Now that the Lakers have been eliminated they could vault pass the Nets as the NBA’s most hated team. They disappointed all season long and a lot of people lost a lot of money on sports betting sites.

But for now, the Nets remain the league’s most hated according to BetOnline surveys, the latest coming out last month. New Englanders so hate Kyrie Irving that the Nets are now most hated in that region, replacing the Celtics long-time rival, the Lakers!

The BetOnline survey geotagged Twitter data gathered — including over 90,000 tweets that mentioned hating a particular team — found Brooklyn the most disliked NBA franchise.

“The combination of Kevin Durant, Kyrie Irving and James Harden seems to have been enough to finally flip [the] country’s hatred of the Los Angeles Lakers,” BetOnline SportsBook brand manager Dave Mason told Brian Lewis. “It’s interesting to see the New England area switch from being perennial Lakers haters to Nets haters, and Kyrie Irving probably has a lot to do with that.

Moreover, a new survey out Friday from BetOnline has Irving as the NBA’s second most hated player, from the rock bound coast of Maine to the volcanoes of Hawaii.

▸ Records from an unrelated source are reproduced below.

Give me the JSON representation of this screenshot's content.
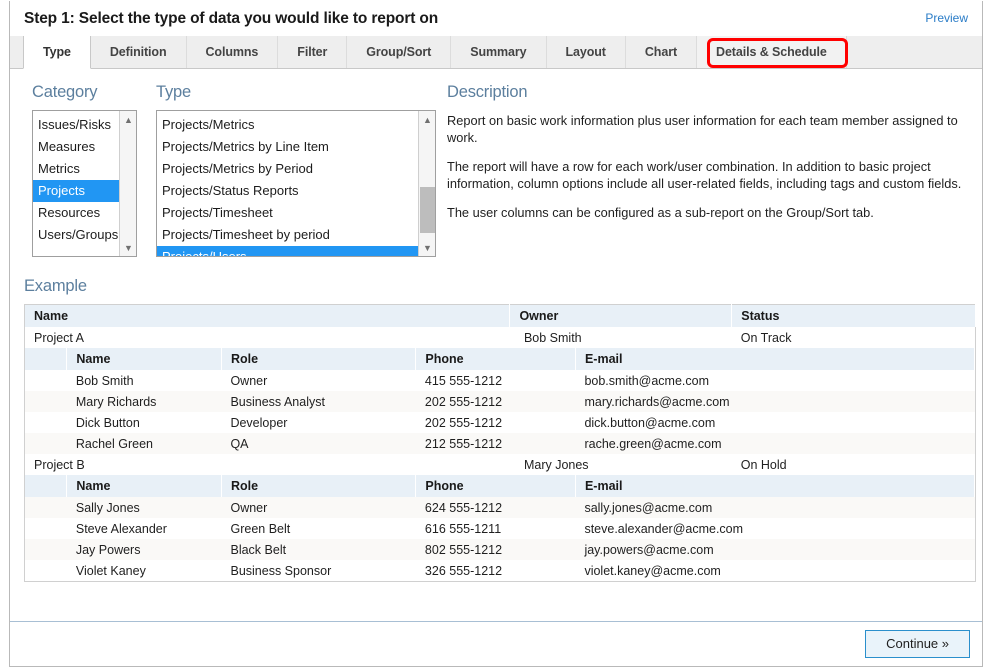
{
  "header": {
    "step_title": "Step 1: Select the type of data you would like to report on",
    "preview_label": "Preview",
    "link_color": "#2a7cc7"
  },
  "tabs": {
    "items": [
      {
        "label": "Type",
        "active": true,
        "highlighted": false
      },
      {
        "label": "Definition",
        "active": false,
        "highlighted": false
      },
      {
        "label": "Columns",
        "active": false,
        "highlighted": false
      },
      {
        "label": "Filter",
        "active": false,
        "highlighted": false
      },
      {
        "label": "Group/Sort",
        "active": false,
        "highlighted": false
      },
      {
        "label": "Summary",
        "active": false,
        "highlighted": false
      },
      {
        "label": "Layout",
        "active": false,
        "highlighted": false
      },
      {
        "label": "Chart",
        "active": false,
        "highlighted": false
      },
      {
        "label": "Details & Schedule",
        "active": false,
        "highlighted": true
      }
    ],
    "highlight_color": "#ff0000"
  },
  "category": {
    "label": "Category",
    "options": [
      "Issues/Risks",
      "Measures",
      "Metrics",
      "Projects",
      "Resources",
      "Users/Groups"
    ],
    "selected": "Projects",
    "scroll_up_icon": "chevron-up-icon",
    "scroll_down_icon": "chevron-down-icon"
  },
  "type": {
    "label": "Type",
    "options": [
      "Projects/Metrics",
      "Projects/Metrics by Line Item",
      "Projects/Metrics by Period",
      "Projects/Status Reports",
      "Projects/Timesheet",
      "Projects/Timesheet by period",
      "Projects/Users"
    ],
    "selected": "Projects/Users",
    "scroll_up_icon": "chevron-up-icon",
    "scroll_down_icon": "chevron-down-icon"
  },
  "description": {
    "label": "Description",
    "paragraphs": [
      "Report on basic work information plus user information for each team member assigned to work.",
      "The report will have a row for each work/user combination. In addition to basic project information, column options include all user-related fields, including tags and custom fields.",
      "The user columns can be configured as a sub-report on the Group/Sort tab."
    ]
  },
  "example": {
    "label": "Example",
    "outer_columns": [
      "Name",
      "Owner",
      "Status"
    ],
    "sub_columns": [
      "Name",
      "Role",
      "Phone",
      "E-mail"
    ],
    "projects": [
      {
        "name": "Project A",
        "owner": "Bob Smith",
        "status": "On Track",
        "members": [
          {
            "name": "Bob Smith",
            "role": "Owner",
            "phone": "415 555-1212",
            "email": "bob.smith@acme.com"
          },
          {
            "name": "Mary Richards",
            "role": "Business Analyst",
            "phone": "202 555-1212",
            "email": "mary.richards@acme.com"
          },
          {
            "name": "Dick Button",
            "role": "Developer",
            "phone": "202 555-1212",
            "email": "dick.button@acme.com"
          },
          {
            "name": "Rachel Green",
            "role": "QA",
            "phone": "212 555-1212",
            "email": "rache.green@acme.com"
          }
        ]
      },
      {
        "name": "Project B",
        "owner": "Mary Jones",
        "status": "On Hold",
        "members": [
          {
            "name": "Sally Jones",
            "role": "Owner",
            "phone": "624 555-1212",
            "email": "sally.jones@acme.com"
          },
          {
            "name": "Steve Alexander",
            "role": "Green Belt",
            "phone": "616 555-1211",
            "email": "steve.alexander@acme.com"
          },
          {
            "name": "Jay Powers",
            "role": "Black Belt",
            "phone": "802 555-1212",
            "email": "jay.powers@acme.com"
          },
          {
            "name": "Violet Kaney",
            "role": "Business Sponsor",
            "phone": "326 555-1212",
            "email": "violet.kaney@acme.com"
          }
        ]
      }
    ]
  },
  "footer": {
    "continue_label": "Continue »"
  }
}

In the state by state survey, Irving is now the second most hated player in the NBA after his Cavalier teammate, LeBron James. James remains the most hated in 24 states, Irving 18. And who’s third and fourth?? James Harden, who’s most hated in Texas (duh!), Alabama and Georgia (??). Durant is most hated in California, Nevada and Ohio. (LeBron rivalry?) Count New York among the LeBron haters.

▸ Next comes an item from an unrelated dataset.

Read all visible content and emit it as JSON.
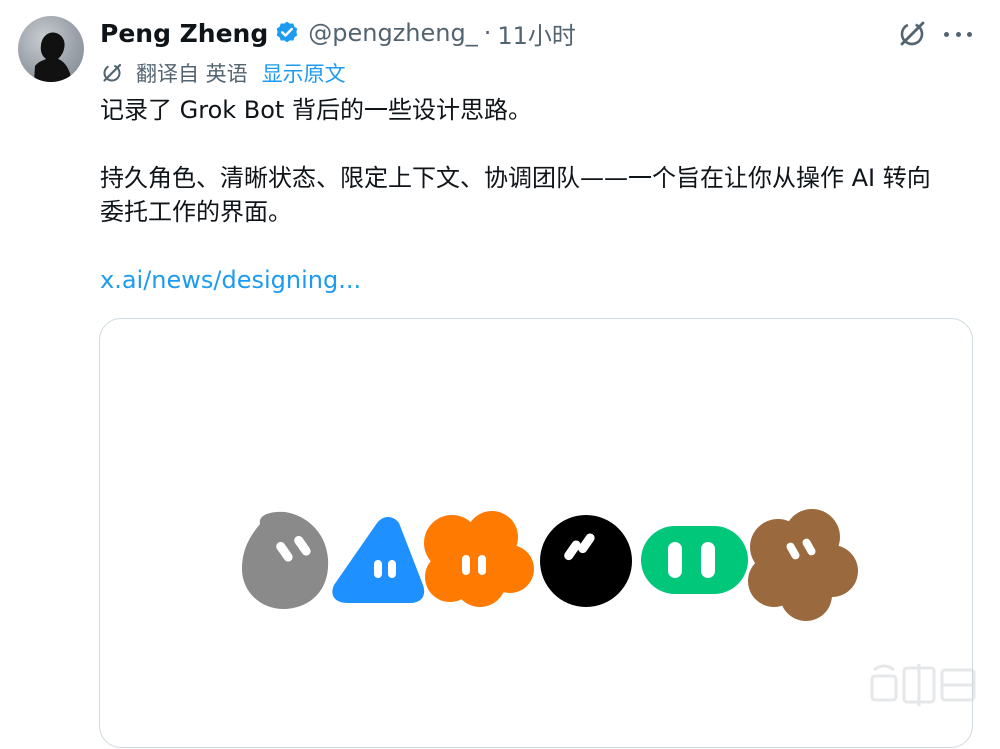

This is not all fun and games, of course, as shown by the series of incidents last week in Philadelphia, Salt Lake City, New York and Boston, where a full water bottle grazed Irving’s head after he stepped unceremoniously on “Lucky,” the Celtics midcoourt logo.

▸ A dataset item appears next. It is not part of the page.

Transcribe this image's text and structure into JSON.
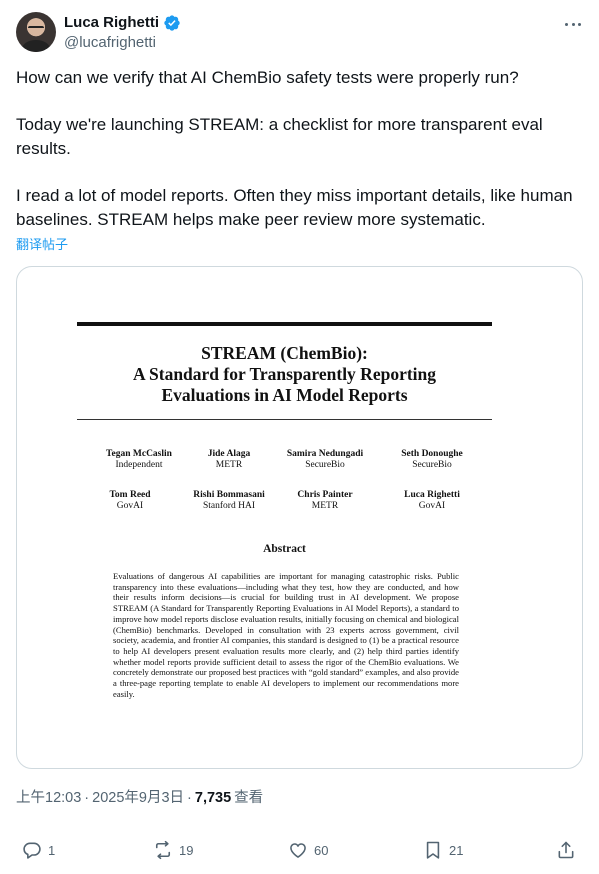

Lewis tried to break down the rationale for the hate or dislike or whatever ...

Is it the narrative of buying a champion rather than growing one, trading for Harden and getting Griffin on the buyout market? Their perceived cavalier attitude toward the regular season? Being the picture of player empowerment?

Maybe all of the above.

“When you form a super team like that, teams are gonna root against you,” said ESPN’s Kendrick Perkins, who played with all of the Nets’ “Big Three” and said as individuals they’re a big reason they’re viewed as villains.

“A lot of people are not fans of Kyrie because of some of the things he says off the court. … Then you look at KD, a guy who’s not afraid to go back-and-forth with people on Twitter. He already has a history from when he joined the Golden State Warriors — a lot of people didn’t agree with that. And now he’s with Kyrie. They’re already kind of the villains.

“Then the way James Harden left Houston. It’s not what you do, it’s how you do it. The way that he treated [Stephen] Silas — African-American coach that’d been in the game for 20-plus years and finally got an opportunity. The way he handled the situation and forced his way out. That’s why people look at them as the villains.”

It doesn’t seem like all that hate is bothering the Nets who now enter the second round as an even bigger favorite to win it all. Steve Nash famously flashed claws the first time the issue arose.

“I don’t even know what that means, villains. … A lot of it is just narratives. People love to talk hoops and barbershop and whatever,” coach Steve Nash said. “It’s not like we did anything illegal. I don’t know what we’re supposed to do, not try to add to our roster, and just sit pat? That’s the idea of this league is to try to put together the best team you can.”

As we’ve long been told, beauty is in the eye of the beholder. And love is closest to hate.